”
风,依旧在吹着。
烈王策马跑在前面,似乎忘了子矜在后面这回事,跑了一会终于忍不住回头看,目光从人群中逡巡,却见哪里有她的影子,不由暗怒麻烦,向身后吩咐:“休息!”然后一个人掉头策马奔了回去。
耳旁风声鹤唳,他跑的很急,他不知道他已经跑出了这么久。
他只是见不得她对他的无视,想搓搓她的锐气。
远远的,他看到一队人马停驻在远处,缓缓地减了速,心中已经是怒火丛烧。
是,他安排他们见面,却不是这种时候,他要安王自动将自己陷进困境,却不是等着他们冰释前嫌。
这一次,他失误了。
理也没有理安王府的人对他虚假的客套,他策马经过。
远远的就看到两人共乘一骑缓缓行来。
皑皑白雪的天地间,两人,一马,清一色的白,才子佳人,该死的和谐。
走进了,他看到两人冷淡的脸色,心里松了口气。
只是,看到她上了他的马,想到她对自己的拒绝,心中又是一陈翻江倒海。
也许,他已经养成了习惯,喜欢抢地了喜欢的东西,以前的月美人是,现在的柳子矜,也是。
“没想到三哥也在这时候出发,臣弟若是早些知道就和三哥同行了。”烈王策马靠近二人,俊目扫过子矜冷淡的面容,这才将目光投到安王身上。
安王微微朝他颔首,淡淡道:“本想约四弟同行,结果到了府里却还是晚了一步。”
烈王不易察觉的挑了挑眉,目光定到子矜脸上,邪邪笑道:“看来三哥和臣弟的伴读聊得份外投缘啊!”
伴读?
话一出口,安王和子矜都是微怔,随即诧异之色消失在清冷面容里,安王略带无奈的勾了勾嘴角,没有说话。

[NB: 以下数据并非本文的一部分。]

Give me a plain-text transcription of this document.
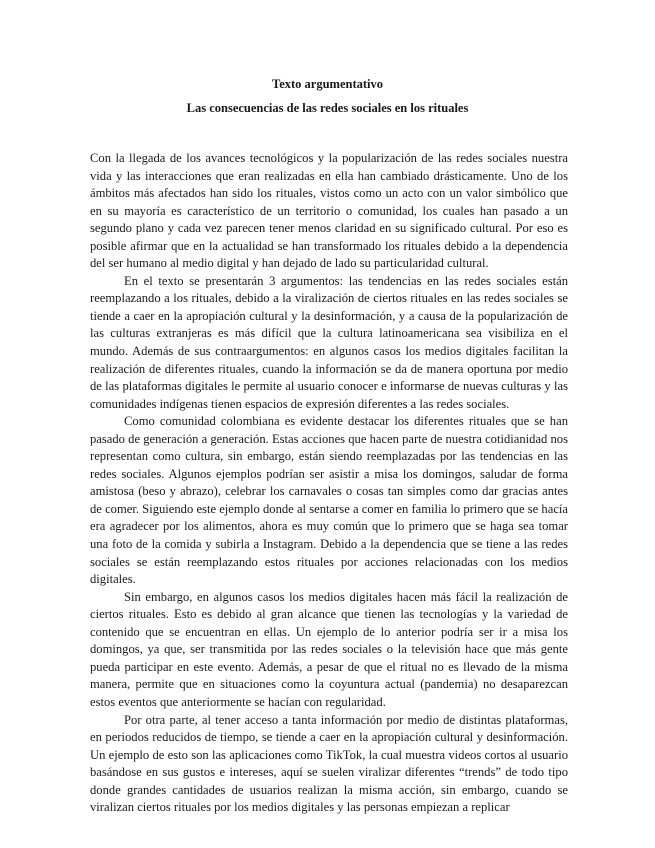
Texto argumentativo
Las consecuencias de las redes sociales en los rituales

Con la llegada de los avances tecnológicos y la popularización de las redes sociales nuestra vida y las interacciones que eran realizadas en ella han cambiado drásticamente. Uno de los ámbitos más afectados han sido los rituales, vistos como un acto con un valor simbólico que en su mayoría es característico de un territorio o comunidad, los cuales han pasado a un segundo plano y cada vez parecen tener menos claridad en su significado cultural. Por eso es posible afirmar que en la actualidad se han transformado los rituales debido a la dependencia del ser humano al medio digital y han dejado de lado su particularidad cultural.

En el texto se presentarán 3 argumentos: las tendencias en las redes sociales están reemplazando a los rituales, debido a la viralización de ciertos rituales en las redes sociales se tiende a caer en la apropiación cultural y la desinformación, y a causa de la popularización de las culturas extranjeras es más difícil que la cultura latinoamericana sea visibiliza en el mundo. Además de sus contraargumentos: en algunos casos los medios digitales facilitan la realización de diferentes rituales, cuando la información se da de manera oportuna por medio de las plataformas digitales le permite al usuario conocer e informarse de nuevas culturas y las comunidades indígenas tienen espacios de expresión diferentes a las redes sociales.

Como comunidad colombiana es evidente destacar los diferentes rituales que se han pasado de generación a generación. Estas acciones que hacen parte de nuestra cotidianidad nos representan como cultura, sin embargo, están siendo reemplazadas por las tendencias en las redes sociales. Algunos ejemplos podrían ser asistir a misa los domingos, saludar de forma amistosa (beso y abrazo), celebrar los carnavales o cosas tan simples como dar gracias antes de comer. Siguiendo este ejemplo donde al sentarse a comer en familia lo primero que se hacía era agradecer por los alimentos, ahora es muy común que lo primero que se haga sea tomar una foto de la comida y subirla a Instagram. Debido a la dependencia que se tiene a las redes sociales se están reemplazando estos rituales por acciones relacionadas con los medios digitales.

Sin embargo, en algunos casos los medios digitales hacen más fácil la realización de ciertos rituales. Esto es debido al gran alcance que tienen las tecnologías y la variedad de contenido que se encuentran en ellas. Un ejemplo de lo anterior podría ser ir a misa los domingos, ya que, ser transmitida por las redes sociales o la televisión hace que más gente pueda participar en este evento. Además, a pesar de que el ritual no es llevado de la misma manera, permite que en situaciones como la coyuntura actual (pandemia) no desaparezcan estos eventos que anteriormente se hacían con regularidad.

Por otra parte, al tener acceso a tanta información por medio de distintas plataformas, en periodos reducidos de tiempo, se tiende a caer en la apropiación cultural y desinformación. Un ejemplo de esto son las aplicaciones como TikTok, la cual muestra videos cortos al usuario basándose en sus gustos e intereses, aquí se suelen viralizar diferentes “trends” de todo tipo donde grandes cantidades de usuarios realizan la misma acción, sin embargo, cuando se viralizan ciertos rituales por los medios digitales y las personas empiezan a replicar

打猎之时不可以带女眷,这一点他们都是心知肚明的,烈王算定他不会揭穿子矜的身份,说得极为肆无忌惮。
“还不到本王马上来!”
烈王朝子矜挑了挑眉,眼底复杂而得意。
子矜看了看他,微转头对安王恭敬道:“请王爷放在下下马。”
安王身形一滞,握着缰绳的手不由攥的“吱呀”有声,半晌,停下马,任子矜翻身跃向地面。
余香仍留,怀中空空,刹那间,恍若他的心一般。
子矜头都不回的上了烈王的马,有力地小臂紧紧环住她的腰际,他将胸膛紧紧贴住她的背,对安王暧昧笑道:“三哥,臣弟先行一步。”
安王报了面无表情的子矜一眼,轻轻点头。
烈王勾着嘴角看了看安王,策马急奔。
身后,那白色身影被远远的抛在后面,魄的背景里,黑色的发,深沉的眸,寒冷孤寂。
强烈的风迎面刺来,子矜不得不侧过脸。
腰间的臂却环得更紧,仿佛要将她捏碎般,那小臂上,聚集的是浓浓的怒意。
子矜被他圈的喘不过气,不由微微皱眉,冷冷道:“请王爷自重。”
急奔的马被他拉住缰绳,前蹄向上跃起,猛然停下了脚步。
烈王勾着嘴角咬牙切齿的道:“什么叫自重,你乖乖跑到他的怀中就叫自重?”
子矜冷冷一笑,无力的牵动嘴角,淡淡道:“王爷不是希望子矜这样做么?”
“本王什么时候”他猛地扳过她的身体,对上她略带讽刺的眸子,仿佛被无声浇了一盆凉水,声音嘎然而止,他冷冷的松开刀子,嘴角的笑容僵硬愤恨:“不要擅自做主张,本王没那么好心肠。”
子矜没有说话。
他双腿一夹,策马前进,白茫茫的道路上,黑点似的飞奔。